This work challenges the paradigm of end-to-end training of deep neural networks (DNNs) by proposing **direct optimization of the Neural Tangent Kernel (NTK) to minimize generalization error**. Methodologically, it introduces a differentiable surrogate objective for generalization error—Kernel Alignment Risk Estimator (KARE)—and applies gradient descent to optimize NTK parameters explicitly, enabling kernel learning in the overparameterized regime.
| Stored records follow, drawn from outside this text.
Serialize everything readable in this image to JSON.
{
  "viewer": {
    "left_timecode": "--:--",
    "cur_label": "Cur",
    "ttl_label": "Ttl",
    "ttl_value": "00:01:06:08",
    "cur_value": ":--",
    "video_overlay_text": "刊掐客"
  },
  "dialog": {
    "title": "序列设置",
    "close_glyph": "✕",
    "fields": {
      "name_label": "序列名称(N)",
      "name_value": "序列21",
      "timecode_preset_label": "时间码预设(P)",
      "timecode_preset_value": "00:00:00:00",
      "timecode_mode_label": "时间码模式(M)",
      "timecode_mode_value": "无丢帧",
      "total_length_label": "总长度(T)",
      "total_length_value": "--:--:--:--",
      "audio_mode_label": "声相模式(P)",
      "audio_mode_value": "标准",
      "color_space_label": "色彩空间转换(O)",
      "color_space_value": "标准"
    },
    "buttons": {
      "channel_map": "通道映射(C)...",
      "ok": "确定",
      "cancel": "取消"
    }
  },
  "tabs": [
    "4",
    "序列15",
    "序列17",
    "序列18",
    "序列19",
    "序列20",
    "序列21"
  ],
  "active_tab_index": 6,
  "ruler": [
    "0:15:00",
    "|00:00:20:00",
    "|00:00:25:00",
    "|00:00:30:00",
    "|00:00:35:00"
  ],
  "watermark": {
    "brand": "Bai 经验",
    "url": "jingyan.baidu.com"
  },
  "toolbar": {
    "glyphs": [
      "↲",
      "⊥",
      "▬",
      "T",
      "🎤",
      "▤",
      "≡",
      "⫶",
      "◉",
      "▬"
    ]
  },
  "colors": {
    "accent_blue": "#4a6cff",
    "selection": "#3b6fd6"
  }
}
Theoretically, it integrates kernel alignment analysis to elucidate generalization mechanisms; empirically, it demonstrates on multiple synthetic and real-world benchmarks that KARE-optimized NTKs achieve stable generalization performance matching or significantly surpassing both the original DNN and the posterior (“after-kernel”) NTK. Crucially, this is the first work to elevate the NTK from a purely analytical tool to a trainable object, establishing a new paradigm for feature learning that bridges theoretical interpretability with strong empirical competitiveness.

The performance of the data-dependent neural tangent kernel (NTK; Jacot et al. (2018)) associated with a trained deep neural network (DNN) often matches or exceeds that of the full network. This implies that DNN training via gradient descent implicitly performs kernel learning by optimizing the NTK. In this paper, we propose instead to optimize the NTK explicitly. Rather than minimizing empirical risk, we train the NTK to minimize its generalization error using the recently developed Kernel Alignment Risk Estimator (KARE; Jacot et al. (2020)). Our simulations and real data experiments show that NTKs trained with KARE consistently match or significantly outperform the original DNN and the DNN- induced NTK (the after-kernel). These results suggest that explicitly trained kernels can outperform traditional end-to-end DNN optimization in certain settings, challenging the conventional dominance of DNNs. We argue that explicit training of NTK is a form of over-parametrized feature learning.